Because his case involves firearms, it’s only natural that a handful of conservative lawmakers, gun advocacy groups, and conservative think tanks would back Wilson. But perhaps the most important backer of his lawsuit is the Electronic Frontier Foundation, a relatively apolitical free speech advocacy group that focuses on digital rights and how they apply to civil liberties in the US.
Like the group of Congressmen, the EFF recently filed an amicus brief with the Fifth Circuit Court of Appeals on behalf of Cody Wilson and Defense Distributed. While many of Wilson’s advocates are focusing on what they believe to be a violation of his Second Amendment rights, an argument that I believe has little merit, the EFF is backing him based on the State Department violating his First Amendment rights–an argument that I believe has far more merit.
While the EFF isn’t a very popular organization with the government, they are quite popular among activists and they could generate a lot of support for Wilson that he may not have received otherwise. And while lawmakers won’t have as much luck swaying the courts as they hope they might, public support could embolden Congress to respond legislatively depending on the outcome.
From the EFF’s amicus brief:
“The First Amendment does not permit the government to presumptively criminalize online speech on a certain topic, and then decide on a case-by-case basis which speech to license, without any binding standards, fixed deadlines, or judicial review. Yet that is the regime advanced by the government in this case, criminalizing Americans who use the Internet to publish lawfully-obtained, nonclassified technical information relating to firearms and other technologies with military applications. The licensing regime at issue in this case is a prior restraint that lacks the procedural safeguards required by the First Amendment to prevent discriminatory censorship decisions.”
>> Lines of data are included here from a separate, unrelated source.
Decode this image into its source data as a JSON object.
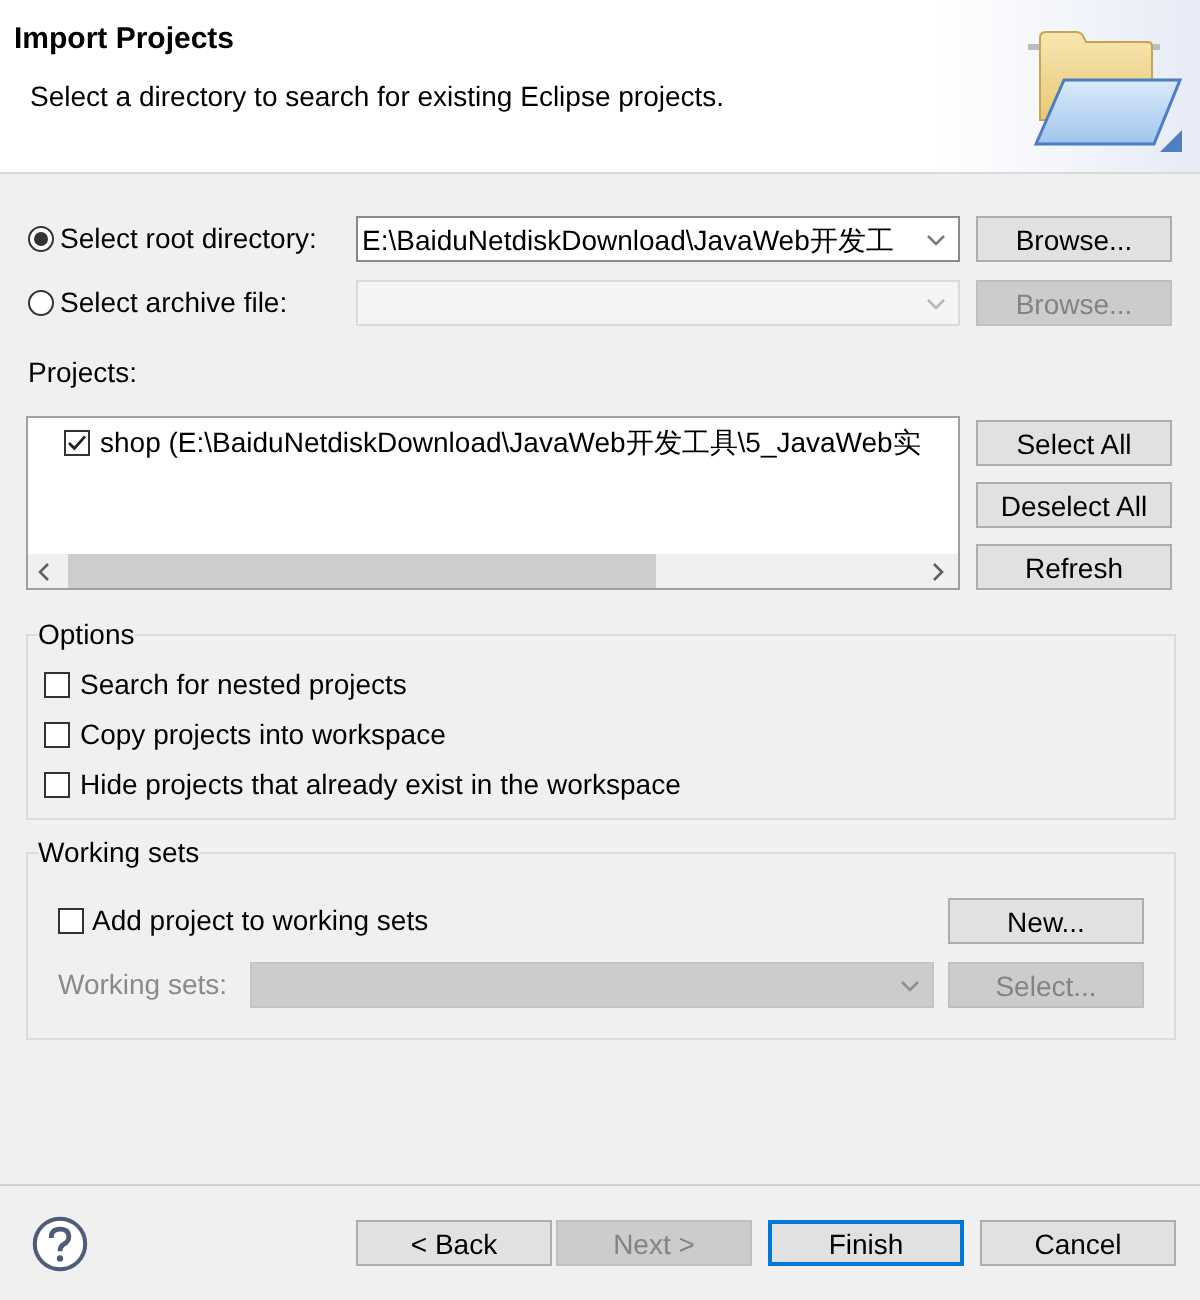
{
  "window": {
    "title": "Import Projects",
    "description": "Select a directory to search for existing Eclipse projects."
  },
  "source_options": [
    {
      "label": "Select root directory:",
      "selected": true,
      "value": "E:\\BaiduNetdiskDownload\\JavaWeb开发工",
      "disabled": false,
      "browse": {
        "label": "Browse...",
        "disabled": false
      }
    },
    {
      "label": "Select archive file:",
      "selected": false,
      "disabled": true,
      "browse": {
        "label": "Browse...",
        "disabled": true
      }
    }
  ],
  "projects": {
    "label": "Projects:",
    "items": [
      {
        "label": "shop (E:\\BaiduNetdiskDownload\\JavaWeb开发工具\\5_JavaWeb实",
        "checked": true
      }
    ],
    "buttons": [
      "Select All",
      "Deselect All",
      "Refresh"
    ]
  },
  "options": {
    "title": "Options",
    "items": [
      {
        "label": "Search for nested projects",
        "checked": false
      },
      {
        "label": "Copy projects into workspace",
        "checked": false
      },
      {
        "label": "Hide projects that already exist in the workspace",
        "checked": false
      }
    ]
  },
  "working_sets": {
    "title": "Working sets",
    "add": {
      "label": "Add project to working sets",
      "checked": false
    },
    "new_button": "New...",
    "field": {
      "label": "Working sets:",
      "disabled": true
    },
    "select_button": {
      "label": "Select...",
      "disabled": true
    }
  },
  "footer": {
    "buttons": [
      {
        "label": "< Back",
        "disabled": false,
        "default": false
      },
      {
        "label": "Next >",
        "disabled": true,
        "default": false
      },
      {
        "label": "Finish",
        "disabled": false,
        "default": true
      },
      {
        "label": "Cancel",
        "disabled": false,
        "default": false
      }
    ]
  }
}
When the State Department cited International Traffic in Arms Regulations (ITAR) as the reason Wilson needed to remove the Liberator files from the Internet, they essentially deemed that Wilson was exporting weapons overseas; however, the Supreme Court has already ruled that free speech can only be restrained by national security concerns, and only when absolutely necessary in order to prevent proven, immediate threats. But even under the most basic of scrutiny, 3D printable files of a one shot, plastic handgun hardly seems to be much of a national security threat. It seems that the State Department clearly overstepped their bounds and needlessly broadened the reach of the ITAR to suit their agenda without demonstrating the need to do so.
The EFF continues:
“The regulation impermissibly sacrifices speech for the convenience of the government, broadly criminalizing speech and putting the onus on speakers to seek leave to publish. The Department of Justice warned the administrators of ITAR over thirty years ago that the First Amendment would not allow such a prepublication review regime. Yet, rather than developing appropriately tailored regulations, the government has revived the overbroad scheme of prior restraint it once disavowed. The government will be unable to establish that this scheme is consistent with the First Amendment.”
At its core the issue here between Wilson and the State Department is strikingly similar to one of the EFF’s earliest victories, the case of Bernstein v. US Department of State. The Bernstein case centered around the sharing of open source encryption software that was made freely available online. When Bernstein, a Berkeley college student, designed encryption software that he called Snuffle, intending both to release it and publish a paper about its development, the government attempted to prevent him from doing so by requiring that he submit his ideas to them for review.